Pakistan's Trade Dynamics in 2026 — IT Exports Surge as Merchandise Trade Faces Structural Challenges
Business

Pakistan's Trade Dynamics in 2026 — IT Exports Surge as Merchandise Trade Faces Structural Challenges

Share Tweet WhatsApp

KARACHI — Pakistan's trade dynamics are undergoing a significant transformation in 2026, with record-breaking IT exports offsetting a decline in merchandise trade, while the State Bank of Pakistan projects GDP growth between 3.75 and 4.75 per cent. The economic recovery remains heavily reliant on domestic consumption, imports, and workers' remittances rather than traditional exports.

IT and IT-enabled services exports reached an all-time high of $437 million in December 2025, marking the first time monthly export revenue exceeded $400 million. Total IT exports for the first half of FY26 stood at $2.24 billion, and by the end of the first nine months (July-March), the figure surged to $3.38 billion — a 19.7 per cent growth compared to $2.82 billion in the same period last year. The government has set an ambitious target of $5 billion for IT exports in FY26.

Services Sector Driving Growth

Overall services exports have risen by 17.05 per cent during the first nine months of the current fiscal year, reaching $7.34 billion in July-March FY26, up from $6.27 billion in the corresponding period last year. The IT sector remains the primary driver of this growth, with expanding client bases in the Gulf Cooperation Council (GCC) region.

The State Bank of Pakistan's supportive policies, including relaxation of the Exporters' Specialised Foreign Currency Accounts (ESFCA) retention limit from 35 to 50 per cent, have contributed to the sector's momentum.

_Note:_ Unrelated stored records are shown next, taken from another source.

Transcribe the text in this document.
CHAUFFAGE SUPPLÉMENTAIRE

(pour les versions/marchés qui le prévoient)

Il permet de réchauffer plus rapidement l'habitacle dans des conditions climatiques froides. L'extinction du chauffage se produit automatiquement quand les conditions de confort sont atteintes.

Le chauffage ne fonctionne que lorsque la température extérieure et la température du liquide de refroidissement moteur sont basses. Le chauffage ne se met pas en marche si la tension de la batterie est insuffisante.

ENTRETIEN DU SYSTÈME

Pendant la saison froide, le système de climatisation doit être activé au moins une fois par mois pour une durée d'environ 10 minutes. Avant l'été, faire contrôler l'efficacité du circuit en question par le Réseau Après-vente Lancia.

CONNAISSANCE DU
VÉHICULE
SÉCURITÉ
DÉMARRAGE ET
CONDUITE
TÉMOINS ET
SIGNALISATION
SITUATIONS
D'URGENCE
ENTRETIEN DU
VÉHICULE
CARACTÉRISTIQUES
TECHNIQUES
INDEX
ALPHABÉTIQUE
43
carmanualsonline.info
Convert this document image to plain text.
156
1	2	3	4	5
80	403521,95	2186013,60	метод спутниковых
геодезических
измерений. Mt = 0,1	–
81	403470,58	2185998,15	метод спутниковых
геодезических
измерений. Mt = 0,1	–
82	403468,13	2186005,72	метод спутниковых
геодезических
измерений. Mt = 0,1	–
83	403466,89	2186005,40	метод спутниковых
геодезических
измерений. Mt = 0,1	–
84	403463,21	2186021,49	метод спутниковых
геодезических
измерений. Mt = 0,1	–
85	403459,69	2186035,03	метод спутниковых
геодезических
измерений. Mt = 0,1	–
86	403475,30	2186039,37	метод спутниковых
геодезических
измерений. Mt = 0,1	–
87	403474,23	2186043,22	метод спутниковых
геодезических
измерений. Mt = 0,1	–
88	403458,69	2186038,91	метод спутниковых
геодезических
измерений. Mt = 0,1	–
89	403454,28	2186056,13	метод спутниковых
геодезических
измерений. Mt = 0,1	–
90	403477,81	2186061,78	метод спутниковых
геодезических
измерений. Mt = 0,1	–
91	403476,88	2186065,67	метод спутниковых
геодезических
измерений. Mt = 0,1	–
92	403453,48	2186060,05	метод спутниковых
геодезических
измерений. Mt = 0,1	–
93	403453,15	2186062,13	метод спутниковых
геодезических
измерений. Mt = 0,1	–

Merchandise Trade Challenges

Despite the IT boom, Pakistan's overall merchandise trade exports experienced a decline in the first half of FY26. The SBP attributed this downtrend to structural issues, including:

  • Low productivity — Industrial output remains below potential, limiting export competitiveness
  • Policy inconsistencies — Frequent changes in trade policy have created uncertainty for exporters
  • Weak global value chain integration — Pakistan remains on the periphery of global supply chains
  • Product diversification gaps — Rice exports, a key agricultural export, saw notable decline

GDP and Economic Outlook

The SBP projects GDP growth at 3.75 to 4.75 per cent for FY26, though it has warned that the recovery remains more reliant on domestic consumption, imports, and remittances rather than exports and productive investment. Remittances from overseas Pakistanis continue to provide a crucial buffer for the economy.

Government Measures

To address structural challenges, the government has introduced several measures, including 100 per cent tax exemption on IT export income, simplified procedures for IT exporters and freelancers, and the auction of 5G spectrum which generated $509 million — signalling the telecom sector's bullish outlook and enabling better connectivity for digital exports.

Future Outlook

While the IT sector's trajectory remains strong, economists emphasise the need for structural reforms in merchandise trade, including improving productivity, diversifying export markets, and strengthening integration with global value chains. The government's focus on digital infrastructure and IT exports provides a promising pathway, but addressing traditional export sector challenges remains critical for sustainable economic growth.